Professional ratings
Review scores
| Source | Rating |
| Behindwoods | Star Half star |

Tracklist
| No. | Title | Lyrics | Music | Artist(s) | Length |
|---|---|---|---|---|---|
| 1. | "Hara Hara Mahadevaki" | Balamurali Balu Santhosh P. Jayakumar | Balamurali Balu | Anthony Daasan Prathi Balasubramanian Sharmila | 3:40 |
| 2. | "Aaya Soathula" | Ku Karthik Santhosh P. Jayakumar | Balamurali Balu | Kavita Thomas Josh Vivian | 1:52 |
| 3. | "Bigilu Bigilu" | Ku Karthik Maranagana Viji | Balamurali Balu | Maranagana Viji | 3:56 |
| 4. | "Chikku Bukku" | Gaana Kadal | Balamurali Balu | Gaana Kadal | 3:01 |
| 5. | "Haiyo Konjam" | Gaana Kadal Santhosh P Jayakumar | Vishal Chandrasekhar | Gaana Kadal Sinduri Vishal | 3:23 |
| Total length: |  |  |  |  | 15:52 |

==Reception==

=== Critical reception ===
Srivatsan of India Today wrote "Considering that it's projected as an adult comedy, Hara Hara Mahadevaki could be best described by the word 'masturbatory'. In a more literal sense, the film has many masturbation, cleavage and hand job jokes that leave you angry." Suganth.M of The Times of India wrote "Hara Hara Mahadevaki does stand true to its claim of being an adult comedy film, in the sense that the comedy here involves a few double entendres and sight gags.
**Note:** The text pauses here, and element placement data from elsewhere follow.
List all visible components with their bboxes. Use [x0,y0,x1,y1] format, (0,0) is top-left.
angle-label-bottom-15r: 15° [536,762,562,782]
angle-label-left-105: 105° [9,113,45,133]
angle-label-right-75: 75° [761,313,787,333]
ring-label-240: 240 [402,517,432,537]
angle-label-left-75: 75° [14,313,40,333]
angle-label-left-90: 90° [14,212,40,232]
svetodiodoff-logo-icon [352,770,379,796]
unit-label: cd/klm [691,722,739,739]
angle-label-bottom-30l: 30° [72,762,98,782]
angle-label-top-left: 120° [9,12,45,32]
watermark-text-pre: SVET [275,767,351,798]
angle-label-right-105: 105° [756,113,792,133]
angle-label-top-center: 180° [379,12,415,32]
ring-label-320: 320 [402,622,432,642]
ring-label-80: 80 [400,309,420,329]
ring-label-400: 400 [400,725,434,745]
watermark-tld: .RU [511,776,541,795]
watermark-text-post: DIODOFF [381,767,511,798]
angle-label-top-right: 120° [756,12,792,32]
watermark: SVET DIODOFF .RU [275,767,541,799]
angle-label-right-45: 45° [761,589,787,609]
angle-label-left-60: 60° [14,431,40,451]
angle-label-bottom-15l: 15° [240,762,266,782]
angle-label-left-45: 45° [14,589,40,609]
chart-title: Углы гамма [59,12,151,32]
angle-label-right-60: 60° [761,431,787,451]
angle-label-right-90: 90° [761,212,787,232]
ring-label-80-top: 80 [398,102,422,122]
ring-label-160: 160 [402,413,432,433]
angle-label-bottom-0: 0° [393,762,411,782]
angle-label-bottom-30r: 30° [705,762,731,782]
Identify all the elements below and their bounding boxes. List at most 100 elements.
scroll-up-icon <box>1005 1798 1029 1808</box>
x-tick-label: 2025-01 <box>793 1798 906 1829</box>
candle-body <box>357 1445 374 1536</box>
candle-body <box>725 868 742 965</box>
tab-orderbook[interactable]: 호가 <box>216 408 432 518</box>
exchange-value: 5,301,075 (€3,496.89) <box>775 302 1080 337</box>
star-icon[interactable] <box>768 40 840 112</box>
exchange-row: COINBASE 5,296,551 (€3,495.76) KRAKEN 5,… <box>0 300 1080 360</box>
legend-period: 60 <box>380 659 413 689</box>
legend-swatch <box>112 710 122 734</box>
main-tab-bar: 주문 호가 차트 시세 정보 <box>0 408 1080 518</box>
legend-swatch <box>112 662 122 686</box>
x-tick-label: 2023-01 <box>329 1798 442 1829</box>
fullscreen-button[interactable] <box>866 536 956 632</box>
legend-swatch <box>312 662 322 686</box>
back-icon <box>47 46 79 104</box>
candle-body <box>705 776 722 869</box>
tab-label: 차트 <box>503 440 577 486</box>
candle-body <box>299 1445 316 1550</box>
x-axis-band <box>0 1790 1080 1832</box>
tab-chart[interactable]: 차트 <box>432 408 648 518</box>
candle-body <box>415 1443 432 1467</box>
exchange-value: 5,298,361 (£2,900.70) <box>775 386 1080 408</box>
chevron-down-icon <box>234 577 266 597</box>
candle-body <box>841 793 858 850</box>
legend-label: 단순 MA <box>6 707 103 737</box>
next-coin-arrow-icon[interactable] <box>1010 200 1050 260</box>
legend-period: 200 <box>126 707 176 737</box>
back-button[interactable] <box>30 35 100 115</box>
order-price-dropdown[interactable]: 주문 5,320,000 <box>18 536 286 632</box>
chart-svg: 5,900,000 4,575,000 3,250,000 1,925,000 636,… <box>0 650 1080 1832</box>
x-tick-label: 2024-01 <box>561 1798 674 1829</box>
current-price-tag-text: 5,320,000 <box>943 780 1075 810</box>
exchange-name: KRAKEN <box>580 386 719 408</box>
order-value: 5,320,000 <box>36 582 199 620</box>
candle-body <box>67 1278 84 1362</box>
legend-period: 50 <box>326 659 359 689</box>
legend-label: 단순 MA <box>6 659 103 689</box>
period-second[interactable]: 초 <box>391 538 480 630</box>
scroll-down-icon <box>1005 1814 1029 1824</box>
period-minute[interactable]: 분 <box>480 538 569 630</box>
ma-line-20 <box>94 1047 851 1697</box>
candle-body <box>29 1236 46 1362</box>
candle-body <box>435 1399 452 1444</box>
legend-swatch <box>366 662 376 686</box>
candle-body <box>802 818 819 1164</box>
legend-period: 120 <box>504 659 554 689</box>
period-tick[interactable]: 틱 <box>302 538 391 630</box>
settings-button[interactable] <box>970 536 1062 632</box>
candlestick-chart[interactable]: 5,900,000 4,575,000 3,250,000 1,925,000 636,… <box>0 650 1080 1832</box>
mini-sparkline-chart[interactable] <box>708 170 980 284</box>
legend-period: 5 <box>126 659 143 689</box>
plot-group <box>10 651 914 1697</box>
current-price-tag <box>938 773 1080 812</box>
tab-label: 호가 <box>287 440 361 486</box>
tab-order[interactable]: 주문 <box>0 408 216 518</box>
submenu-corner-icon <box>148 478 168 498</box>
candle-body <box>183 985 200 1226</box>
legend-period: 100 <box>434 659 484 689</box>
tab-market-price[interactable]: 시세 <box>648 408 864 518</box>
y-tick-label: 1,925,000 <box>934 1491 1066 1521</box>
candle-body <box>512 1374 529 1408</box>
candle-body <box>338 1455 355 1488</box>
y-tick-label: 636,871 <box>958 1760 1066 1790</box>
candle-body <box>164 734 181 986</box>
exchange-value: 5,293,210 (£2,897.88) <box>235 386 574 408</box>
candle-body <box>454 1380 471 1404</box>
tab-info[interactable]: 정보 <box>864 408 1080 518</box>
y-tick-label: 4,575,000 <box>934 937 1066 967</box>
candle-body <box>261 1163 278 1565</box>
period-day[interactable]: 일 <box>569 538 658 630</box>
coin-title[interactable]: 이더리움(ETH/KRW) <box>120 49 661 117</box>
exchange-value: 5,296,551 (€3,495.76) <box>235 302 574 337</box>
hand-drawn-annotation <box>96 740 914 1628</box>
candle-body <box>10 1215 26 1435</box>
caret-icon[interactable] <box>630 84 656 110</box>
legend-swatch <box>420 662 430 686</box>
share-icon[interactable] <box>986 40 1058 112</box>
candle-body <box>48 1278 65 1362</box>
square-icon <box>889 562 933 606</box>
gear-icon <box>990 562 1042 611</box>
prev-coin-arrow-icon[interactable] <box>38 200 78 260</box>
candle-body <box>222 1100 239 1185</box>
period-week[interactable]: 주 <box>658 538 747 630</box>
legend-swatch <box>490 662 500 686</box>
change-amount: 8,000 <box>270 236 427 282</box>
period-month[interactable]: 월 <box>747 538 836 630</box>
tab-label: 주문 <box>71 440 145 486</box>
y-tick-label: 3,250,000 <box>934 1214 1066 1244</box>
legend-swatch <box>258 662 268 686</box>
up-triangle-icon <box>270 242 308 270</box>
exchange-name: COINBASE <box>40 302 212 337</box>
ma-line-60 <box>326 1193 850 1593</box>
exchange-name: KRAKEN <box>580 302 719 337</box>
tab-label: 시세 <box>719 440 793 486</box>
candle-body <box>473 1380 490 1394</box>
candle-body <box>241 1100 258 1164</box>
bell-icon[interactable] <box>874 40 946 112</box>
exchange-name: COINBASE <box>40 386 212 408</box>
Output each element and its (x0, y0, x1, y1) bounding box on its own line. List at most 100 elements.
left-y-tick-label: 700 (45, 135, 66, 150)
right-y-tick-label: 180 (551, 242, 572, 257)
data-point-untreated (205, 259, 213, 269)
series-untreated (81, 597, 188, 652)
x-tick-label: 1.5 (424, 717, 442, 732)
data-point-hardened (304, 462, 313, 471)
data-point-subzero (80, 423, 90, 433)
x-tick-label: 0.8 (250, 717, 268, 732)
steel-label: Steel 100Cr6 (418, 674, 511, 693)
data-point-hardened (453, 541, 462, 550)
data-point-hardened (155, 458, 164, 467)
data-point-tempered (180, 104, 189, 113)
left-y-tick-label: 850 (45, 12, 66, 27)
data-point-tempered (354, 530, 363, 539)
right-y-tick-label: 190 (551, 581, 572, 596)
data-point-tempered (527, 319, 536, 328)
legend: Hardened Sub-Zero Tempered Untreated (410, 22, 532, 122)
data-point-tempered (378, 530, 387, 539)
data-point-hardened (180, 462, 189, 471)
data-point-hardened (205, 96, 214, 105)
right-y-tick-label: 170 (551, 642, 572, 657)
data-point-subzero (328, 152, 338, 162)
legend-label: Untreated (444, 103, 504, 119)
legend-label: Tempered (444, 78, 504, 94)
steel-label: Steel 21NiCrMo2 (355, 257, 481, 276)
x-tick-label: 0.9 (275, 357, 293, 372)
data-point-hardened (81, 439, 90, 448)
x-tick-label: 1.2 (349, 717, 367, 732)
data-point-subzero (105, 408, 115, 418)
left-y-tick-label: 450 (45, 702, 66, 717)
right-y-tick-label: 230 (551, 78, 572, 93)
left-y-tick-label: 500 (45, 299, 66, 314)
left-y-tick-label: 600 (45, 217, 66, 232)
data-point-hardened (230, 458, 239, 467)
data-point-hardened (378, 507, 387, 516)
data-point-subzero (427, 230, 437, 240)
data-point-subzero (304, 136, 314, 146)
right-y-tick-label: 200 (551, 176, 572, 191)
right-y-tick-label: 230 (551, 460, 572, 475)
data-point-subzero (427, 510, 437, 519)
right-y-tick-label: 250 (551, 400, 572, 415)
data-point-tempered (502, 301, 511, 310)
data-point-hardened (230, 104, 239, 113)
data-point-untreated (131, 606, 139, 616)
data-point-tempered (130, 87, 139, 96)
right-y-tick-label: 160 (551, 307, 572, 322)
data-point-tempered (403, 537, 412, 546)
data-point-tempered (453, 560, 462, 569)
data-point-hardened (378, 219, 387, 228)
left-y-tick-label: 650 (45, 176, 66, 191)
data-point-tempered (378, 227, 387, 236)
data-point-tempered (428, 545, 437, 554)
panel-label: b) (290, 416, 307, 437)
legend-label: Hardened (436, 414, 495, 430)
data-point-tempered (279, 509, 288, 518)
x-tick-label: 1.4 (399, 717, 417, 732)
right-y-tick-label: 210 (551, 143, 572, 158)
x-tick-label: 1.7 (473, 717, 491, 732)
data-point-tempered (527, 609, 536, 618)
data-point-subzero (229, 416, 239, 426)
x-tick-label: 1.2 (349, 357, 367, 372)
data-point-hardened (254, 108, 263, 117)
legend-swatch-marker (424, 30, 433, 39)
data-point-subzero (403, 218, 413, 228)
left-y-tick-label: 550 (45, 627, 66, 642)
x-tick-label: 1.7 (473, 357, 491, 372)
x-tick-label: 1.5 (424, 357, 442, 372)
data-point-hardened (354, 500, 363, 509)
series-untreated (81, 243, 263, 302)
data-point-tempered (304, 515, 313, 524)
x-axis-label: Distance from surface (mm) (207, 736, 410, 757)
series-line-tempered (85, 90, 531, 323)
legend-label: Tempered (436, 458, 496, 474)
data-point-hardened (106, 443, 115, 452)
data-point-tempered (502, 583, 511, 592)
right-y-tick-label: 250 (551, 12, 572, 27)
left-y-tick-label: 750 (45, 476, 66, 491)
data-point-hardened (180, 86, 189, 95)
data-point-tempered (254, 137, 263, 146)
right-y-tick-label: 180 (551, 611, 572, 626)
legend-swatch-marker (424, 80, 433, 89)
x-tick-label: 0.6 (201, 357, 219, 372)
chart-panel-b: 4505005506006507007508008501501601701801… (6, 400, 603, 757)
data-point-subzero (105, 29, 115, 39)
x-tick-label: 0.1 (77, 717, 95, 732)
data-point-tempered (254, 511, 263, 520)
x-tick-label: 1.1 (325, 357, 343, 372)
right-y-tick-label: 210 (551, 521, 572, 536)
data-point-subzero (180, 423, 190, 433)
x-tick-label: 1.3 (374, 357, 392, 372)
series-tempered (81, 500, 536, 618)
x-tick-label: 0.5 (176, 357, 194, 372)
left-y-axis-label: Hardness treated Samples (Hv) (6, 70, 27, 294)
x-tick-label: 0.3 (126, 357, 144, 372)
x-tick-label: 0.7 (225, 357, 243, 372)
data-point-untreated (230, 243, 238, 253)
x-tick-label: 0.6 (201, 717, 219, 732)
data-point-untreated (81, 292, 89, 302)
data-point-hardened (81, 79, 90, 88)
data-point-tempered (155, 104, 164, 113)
But take those away, and the film feels no different from the mindless comedies that we have been seeing of late." Anupama Subramaniam of Deccan Chronicle wrote "The movie has the basics needed for the genre: innuendos, ambiguity in the phrases, double entendres, and visual comedy that seems both fated and accidental. But these elements alone don’t make for a complete picture - mindless dialogues and run-of-the-mill content puts this in the same category as most other average Tamil comedies." Ashameera Aiyappan of The Indian Express said "For a movie that has several comedians, Hara Hara Mahadevaki surprisingly fails with humour. The movie which was promoted as an adult comedy is liberally peppered with puns and innuendos."